In the 1970s, you would no more turn up two hours early for an international flight than you would turn up two hours early to Kings Cross for a train to York. The idea that the palaver of going through security would take longer than the actual flight would have been laughed out of court. I don’t remember any security at all. No taking off shoes, x-ray scanners, grey plastic trays on rollers, or being patted down like a suspect in Starsky & Hutch. There must have been a moment when we waved our midnight blue passports with Her Britannic Majesty’s command to allow the bearer to go wherever they damn well pleased. But no armies of security staff shouting ‘please remove all laptops’ at us. No wonder unemployment hit a million. The airport had more passengers than staff, not the reverse.
Then the Palestinians, Japanese Red Army or Kashmiri separatists started hijacking planes and blowing them up and spoiled it for everyone. People started to make jokes about ‘take me to Cuba’ before jokes were banned on international flights. After 9/11 ‘airport style security’ became a thing, synonymous with long queues, sartorial humiliation, and a nagging feeling that somehow Al-Qaeda would mark this up as a success.
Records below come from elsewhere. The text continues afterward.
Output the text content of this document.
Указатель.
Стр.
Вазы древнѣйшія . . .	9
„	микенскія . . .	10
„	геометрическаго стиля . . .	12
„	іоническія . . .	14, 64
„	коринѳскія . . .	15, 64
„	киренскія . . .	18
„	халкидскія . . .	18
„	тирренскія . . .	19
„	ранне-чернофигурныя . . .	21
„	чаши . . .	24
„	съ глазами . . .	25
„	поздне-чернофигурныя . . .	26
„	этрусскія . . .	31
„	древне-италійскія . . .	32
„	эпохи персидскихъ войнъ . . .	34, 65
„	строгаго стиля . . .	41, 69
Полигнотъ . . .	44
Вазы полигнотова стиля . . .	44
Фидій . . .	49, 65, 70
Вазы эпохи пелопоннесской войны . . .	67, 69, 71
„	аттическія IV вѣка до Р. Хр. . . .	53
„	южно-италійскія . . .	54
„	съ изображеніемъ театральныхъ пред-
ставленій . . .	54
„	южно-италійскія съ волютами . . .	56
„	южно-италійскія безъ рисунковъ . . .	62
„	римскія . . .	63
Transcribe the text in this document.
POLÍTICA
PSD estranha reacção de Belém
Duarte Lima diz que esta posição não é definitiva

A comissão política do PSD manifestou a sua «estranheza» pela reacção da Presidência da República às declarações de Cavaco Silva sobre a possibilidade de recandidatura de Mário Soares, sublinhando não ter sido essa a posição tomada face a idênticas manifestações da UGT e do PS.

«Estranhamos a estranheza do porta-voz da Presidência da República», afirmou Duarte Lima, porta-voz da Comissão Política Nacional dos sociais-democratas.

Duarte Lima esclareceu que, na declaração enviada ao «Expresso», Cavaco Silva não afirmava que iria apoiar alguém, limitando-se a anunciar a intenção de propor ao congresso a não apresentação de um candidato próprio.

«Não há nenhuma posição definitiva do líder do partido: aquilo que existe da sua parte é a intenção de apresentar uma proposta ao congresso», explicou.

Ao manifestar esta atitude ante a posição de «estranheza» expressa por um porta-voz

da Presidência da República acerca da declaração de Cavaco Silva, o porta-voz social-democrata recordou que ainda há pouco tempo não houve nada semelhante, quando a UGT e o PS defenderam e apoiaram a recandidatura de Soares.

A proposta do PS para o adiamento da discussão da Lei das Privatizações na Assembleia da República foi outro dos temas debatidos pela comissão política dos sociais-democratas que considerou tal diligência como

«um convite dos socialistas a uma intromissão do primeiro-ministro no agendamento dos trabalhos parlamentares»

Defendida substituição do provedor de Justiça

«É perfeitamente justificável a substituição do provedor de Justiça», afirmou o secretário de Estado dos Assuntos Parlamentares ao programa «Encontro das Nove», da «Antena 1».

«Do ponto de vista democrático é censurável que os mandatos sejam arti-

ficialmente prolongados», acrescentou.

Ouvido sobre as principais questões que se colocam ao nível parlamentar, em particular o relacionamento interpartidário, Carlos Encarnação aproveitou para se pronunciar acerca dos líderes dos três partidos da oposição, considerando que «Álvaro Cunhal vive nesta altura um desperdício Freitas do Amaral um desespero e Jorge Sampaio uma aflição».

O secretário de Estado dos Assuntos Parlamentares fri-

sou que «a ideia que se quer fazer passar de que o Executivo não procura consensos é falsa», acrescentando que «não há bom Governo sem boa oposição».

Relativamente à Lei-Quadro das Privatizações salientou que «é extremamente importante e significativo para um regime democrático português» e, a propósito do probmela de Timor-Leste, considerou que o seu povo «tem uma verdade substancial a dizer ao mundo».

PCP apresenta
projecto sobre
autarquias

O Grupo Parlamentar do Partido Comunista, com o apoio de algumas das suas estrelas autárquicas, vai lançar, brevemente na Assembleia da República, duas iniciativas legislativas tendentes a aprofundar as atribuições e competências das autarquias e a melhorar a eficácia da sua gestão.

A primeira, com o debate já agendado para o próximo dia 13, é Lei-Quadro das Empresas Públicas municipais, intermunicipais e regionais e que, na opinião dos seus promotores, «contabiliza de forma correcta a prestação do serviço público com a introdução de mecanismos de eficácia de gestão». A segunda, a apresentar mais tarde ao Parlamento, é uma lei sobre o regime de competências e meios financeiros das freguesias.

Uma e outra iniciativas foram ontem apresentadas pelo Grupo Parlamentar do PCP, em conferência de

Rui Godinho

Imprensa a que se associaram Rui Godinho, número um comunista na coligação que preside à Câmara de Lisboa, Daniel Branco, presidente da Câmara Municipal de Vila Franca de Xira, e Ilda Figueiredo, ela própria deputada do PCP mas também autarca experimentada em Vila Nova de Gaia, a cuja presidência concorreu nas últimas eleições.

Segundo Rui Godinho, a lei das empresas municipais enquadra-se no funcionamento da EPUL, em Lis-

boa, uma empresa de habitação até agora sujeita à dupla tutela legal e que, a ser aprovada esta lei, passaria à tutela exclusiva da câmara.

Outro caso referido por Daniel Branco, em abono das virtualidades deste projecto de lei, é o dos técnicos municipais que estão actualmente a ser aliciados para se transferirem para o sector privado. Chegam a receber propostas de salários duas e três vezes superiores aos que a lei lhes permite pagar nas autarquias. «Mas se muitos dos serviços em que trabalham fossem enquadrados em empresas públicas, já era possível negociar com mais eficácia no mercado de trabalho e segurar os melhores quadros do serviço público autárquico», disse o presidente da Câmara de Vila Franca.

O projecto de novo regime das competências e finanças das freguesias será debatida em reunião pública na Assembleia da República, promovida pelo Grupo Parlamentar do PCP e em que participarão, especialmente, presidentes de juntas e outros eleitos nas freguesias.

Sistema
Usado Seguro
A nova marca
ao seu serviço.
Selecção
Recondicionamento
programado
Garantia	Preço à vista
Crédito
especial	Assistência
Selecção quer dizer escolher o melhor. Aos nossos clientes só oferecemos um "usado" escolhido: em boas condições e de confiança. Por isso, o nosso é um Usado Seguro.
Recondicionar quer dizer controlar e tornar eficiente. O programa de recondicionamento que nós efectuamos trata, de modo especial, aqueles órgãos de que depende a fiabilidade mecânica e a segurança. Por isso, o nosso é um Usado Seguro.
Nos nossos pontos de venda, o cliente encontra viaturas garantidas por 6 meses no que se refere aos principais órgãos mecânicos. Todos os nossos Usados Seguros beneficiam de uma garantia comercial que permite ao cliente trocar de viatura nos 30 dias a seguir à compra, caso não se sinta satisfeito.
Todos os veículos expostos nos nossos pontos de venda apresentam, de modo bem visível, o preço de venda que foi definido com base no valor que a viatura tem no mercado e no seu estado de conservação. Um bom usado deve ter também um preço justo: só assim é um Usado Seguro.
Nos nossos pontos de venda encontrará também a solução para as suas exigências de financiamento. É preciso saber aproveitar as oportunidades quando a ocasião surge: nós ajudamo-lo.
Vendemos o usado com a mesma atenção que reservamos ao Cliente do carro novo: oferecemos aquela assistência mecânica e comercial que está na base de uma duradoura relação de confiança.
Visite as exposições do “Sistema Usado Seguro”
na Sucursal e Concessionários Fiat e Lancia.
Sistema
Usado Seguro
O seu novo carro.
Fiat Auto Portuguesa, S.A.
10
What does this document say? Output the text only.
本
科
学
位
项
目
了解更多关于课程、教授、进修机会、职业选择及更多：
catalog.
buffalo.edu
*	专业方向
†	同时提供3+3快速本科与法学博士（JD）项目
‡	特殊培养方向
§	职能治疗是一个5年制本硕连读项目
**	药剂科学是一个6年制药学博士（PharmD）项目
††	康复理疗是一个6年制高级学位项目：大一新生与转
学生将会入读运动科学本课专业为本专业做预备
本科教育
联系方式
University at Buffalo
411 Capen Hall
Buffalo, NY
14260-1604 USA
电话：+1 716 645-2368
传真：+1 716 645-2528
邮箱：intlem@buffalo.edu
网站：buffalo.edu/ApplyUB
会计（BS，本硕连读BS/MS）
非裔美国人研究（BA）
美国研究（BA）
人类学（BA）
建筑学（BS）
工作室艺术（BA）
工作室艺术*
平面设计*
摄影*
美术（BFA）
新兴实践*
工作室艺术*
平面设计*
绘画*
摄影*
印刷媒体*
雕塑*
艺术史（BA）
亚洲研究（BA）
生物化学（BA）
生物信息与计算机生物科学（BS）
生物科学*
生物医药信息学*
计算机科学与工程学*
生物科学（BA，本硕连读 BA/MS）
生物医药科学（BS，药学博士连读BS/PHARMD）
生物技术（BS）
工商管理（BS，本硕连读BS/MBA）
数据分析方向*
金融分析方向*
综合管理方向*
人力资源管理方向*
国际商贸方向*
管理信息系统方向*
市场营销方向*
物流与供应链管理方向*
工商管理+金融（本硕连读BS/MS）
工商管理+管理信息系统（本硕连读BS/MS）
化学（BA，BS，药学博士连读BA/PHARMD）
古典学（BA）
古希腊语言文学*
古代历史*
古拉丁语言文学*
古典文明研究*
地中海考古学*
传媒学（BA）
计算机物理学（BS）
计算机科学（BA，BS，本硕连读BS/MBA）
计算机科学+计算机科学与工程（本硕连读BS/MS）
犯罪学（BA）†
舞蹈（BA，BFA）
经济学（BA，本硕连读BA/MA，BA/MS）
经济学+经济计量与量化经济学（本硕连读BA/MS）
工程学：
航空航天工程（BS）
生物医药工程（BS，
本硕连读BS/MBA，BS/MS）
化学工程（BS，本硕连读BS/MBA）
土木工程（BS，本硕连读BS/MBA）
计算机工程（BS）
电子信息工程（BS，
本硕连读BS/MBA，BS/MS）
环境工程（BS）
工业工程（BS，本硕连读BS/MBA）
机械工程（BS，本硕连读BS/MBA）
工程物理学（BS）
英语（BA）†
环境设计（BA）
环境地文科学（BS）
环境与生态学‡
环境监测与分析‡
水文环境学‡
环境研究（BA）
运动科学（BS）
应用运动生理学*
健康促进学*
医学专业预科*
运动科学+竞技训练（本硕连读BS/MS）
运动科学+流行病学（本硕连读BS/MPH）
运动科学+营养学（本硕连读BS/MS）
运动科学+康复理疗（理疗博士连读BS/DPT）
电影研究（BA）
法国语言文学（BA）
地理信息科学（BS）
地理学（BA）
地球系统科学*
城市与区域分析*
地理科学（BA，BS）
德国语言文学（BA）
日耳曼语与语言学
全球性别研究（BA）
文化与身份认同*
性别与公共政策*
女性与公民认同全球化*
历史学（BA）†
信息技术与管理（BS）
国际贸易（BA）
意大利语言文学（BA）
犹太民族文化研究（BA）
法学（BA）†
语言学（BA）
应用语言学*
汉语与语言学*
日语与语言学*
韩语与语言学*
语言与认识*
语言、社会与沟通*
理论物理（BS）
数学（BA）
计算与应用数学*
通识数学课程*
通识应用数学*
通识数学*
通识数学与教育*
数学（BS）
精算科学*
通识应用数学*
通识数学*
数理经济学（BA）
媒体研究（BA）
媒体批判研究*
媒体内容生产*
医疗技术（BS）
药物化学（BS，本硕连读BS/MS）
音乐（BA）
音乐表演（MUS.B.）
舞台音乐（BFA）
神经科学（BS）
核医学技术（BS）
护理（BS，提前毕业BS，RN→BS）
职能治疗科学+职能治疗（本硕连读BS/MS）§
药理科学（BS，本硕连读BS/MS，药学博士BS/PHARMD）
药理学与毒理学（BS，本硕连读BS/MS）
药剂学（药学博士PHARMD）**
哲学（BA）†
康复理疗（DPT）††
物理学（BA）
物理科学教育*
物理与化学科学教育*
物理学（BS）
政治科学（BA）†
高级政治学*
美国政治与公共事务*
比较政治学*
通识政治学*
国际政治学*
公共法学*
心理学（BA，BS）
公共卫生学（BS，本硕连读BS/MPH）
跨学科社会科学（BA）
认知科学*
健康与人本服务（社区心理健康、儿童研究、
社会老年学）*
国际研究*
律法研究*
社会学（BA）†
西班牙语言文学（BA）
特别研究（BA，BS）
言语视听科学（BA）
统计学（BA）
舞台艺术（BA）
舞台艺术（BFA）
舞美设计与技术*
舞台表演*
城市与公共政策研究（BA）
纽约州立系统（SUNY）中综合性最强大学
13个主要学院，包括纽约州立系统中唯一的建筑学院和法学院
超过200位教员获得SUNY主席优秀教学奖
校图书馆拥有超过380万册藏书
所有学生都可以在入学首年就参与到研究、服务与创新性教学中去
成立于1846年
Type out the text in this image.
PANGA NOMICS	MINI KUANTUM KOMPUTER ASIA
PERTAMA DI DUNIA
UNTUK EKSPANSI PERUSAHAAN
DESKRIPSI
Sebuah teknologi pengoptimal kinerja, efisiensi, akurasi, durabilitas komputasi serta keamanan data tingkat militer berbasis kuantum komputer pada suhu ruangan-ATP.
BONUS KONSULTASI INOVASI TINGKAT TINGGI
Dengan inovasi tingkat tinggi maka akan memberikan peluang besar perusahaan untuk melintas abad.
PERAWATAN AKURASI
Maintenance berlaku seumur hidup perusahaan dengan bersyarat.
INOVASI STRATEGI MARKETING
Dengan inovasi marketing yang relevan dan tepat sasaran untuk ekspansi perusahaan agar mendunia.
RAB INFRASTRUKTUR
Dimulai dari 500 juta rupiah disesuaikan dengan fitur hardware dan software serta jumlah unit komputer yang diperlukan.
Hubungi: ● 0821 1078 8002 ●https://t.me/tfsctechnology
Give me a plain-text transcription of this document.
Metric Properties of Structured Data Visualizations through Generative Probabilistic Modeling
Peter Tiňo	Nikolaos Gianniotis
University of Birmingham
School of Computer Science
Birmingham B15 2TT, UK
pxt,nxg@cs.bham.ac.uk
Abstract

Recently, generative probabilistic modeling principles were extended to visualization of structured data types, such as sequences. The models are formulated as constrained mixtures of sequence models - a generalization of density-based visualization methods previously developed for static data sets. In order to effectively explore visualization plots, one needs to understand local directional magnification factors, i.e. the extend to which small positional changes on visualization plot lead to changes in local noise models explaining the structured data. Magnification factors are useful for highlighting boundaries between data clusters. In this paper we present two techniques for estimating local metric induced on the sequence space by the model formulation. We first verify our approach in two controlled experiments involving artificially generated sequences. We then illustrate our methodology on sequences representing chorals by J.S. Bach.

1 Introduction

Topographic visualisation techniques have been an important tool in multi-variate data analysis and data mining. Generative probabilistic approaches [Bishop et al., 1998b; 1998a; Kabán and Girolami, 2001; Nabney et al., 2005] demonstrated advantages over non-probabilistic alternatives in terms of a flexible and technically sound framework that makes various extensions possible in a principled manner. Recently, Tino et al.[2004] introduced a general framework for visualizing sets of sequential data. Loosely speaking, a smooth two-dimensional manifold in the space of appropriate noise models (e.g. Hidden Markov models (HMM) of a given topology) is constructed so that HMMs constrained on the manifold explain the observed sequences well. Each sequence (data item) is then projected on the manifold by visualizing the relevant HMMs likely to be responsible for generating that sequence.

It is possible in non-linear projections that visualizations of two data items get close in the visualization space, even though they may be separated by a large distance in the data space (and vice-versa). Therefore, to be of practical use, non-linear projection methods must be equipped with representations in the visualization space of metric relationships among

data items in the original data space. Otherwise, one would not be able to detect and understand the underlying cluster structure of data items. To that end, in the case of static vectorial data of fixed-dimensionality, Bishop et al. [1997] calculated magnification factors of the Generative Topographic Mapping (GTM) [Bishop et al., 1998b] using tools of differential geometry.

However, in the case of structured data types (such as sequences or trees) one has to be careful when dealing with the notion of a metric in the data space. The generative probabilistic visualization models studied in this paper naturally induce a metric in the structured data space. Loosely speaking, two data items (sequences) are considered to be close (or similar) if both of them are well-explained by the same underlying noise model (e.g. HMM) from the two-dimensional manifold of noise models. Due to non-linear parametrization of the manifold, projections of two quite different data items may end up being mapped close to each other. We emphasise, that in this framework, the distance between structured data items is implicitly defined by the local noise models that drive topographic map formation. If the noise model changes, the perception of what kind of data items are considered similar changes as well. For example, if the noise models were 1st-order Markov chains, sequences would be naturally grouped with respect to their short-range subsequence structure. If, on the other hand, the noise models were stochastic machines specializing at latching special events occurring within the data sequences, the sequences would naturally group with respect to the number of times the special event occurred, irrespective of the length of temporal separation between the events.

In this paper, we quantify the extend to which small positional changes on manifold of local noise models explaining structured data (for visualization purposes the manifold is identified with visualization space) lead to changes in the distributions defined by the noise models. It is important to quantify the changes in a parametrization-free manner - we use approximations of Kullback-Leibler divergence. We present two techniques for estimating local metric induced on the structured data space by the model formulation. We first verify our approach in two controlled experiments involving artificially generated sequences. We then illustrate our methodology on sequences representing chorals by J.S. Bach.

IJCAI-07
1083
And airports became what they are today: echoing, soulless shopping arcades for the wealthy, coupled with endless queuing and having to take you clothes off in public. A place to suffer before flying somewhere better. I’ve been through most international airports and they’re all as ghastly. Arriving at Jomo Kenyatta or Julius Nyerere International Airports you have the added frisson that if you’ve lost your yellow certificate of inoculations, they take you into a side room and stick a needle in you.
But the European ones drive me to tearful despair and irrational anger, so much so that once at Frankfurt I came within an inch of incarceration for shouting at police officers. The exception is Tallinn, where the Estonians have realised people want comfy sofas and decent WiFi, not Jamie’s Italian and Swatches, and the layout suggests a series of friendly drawing rooms, not a death march through Harvey Nichols.
Perhaps the most annoying thing about airports is that the only way to get to the gate is through a meandering walkway through the ‘duty free’. They actually force you to go shopping. I know that if no one bought luxury watches at airports, they wouldn’t sell them. But, seriously, who has the impulse to buy a Mont Blanc pen, an Aspinall wallet, or Victoria’s Secret undergarments before boarding a plane? Why would you invest in diamond jewellery before venturing into environments where you are much more likely to have it stolen? I have no answer.
One day, when we we’ve fixed all the grievances and hate in the world, and we realise a comfy lounge is better than discounted perfume, we will return to a gentler romantic age of air travel. We will remember when air travel was delightful and convenient, not a descent into Hades. But for now, that flight of fancy is indefinitely delayed.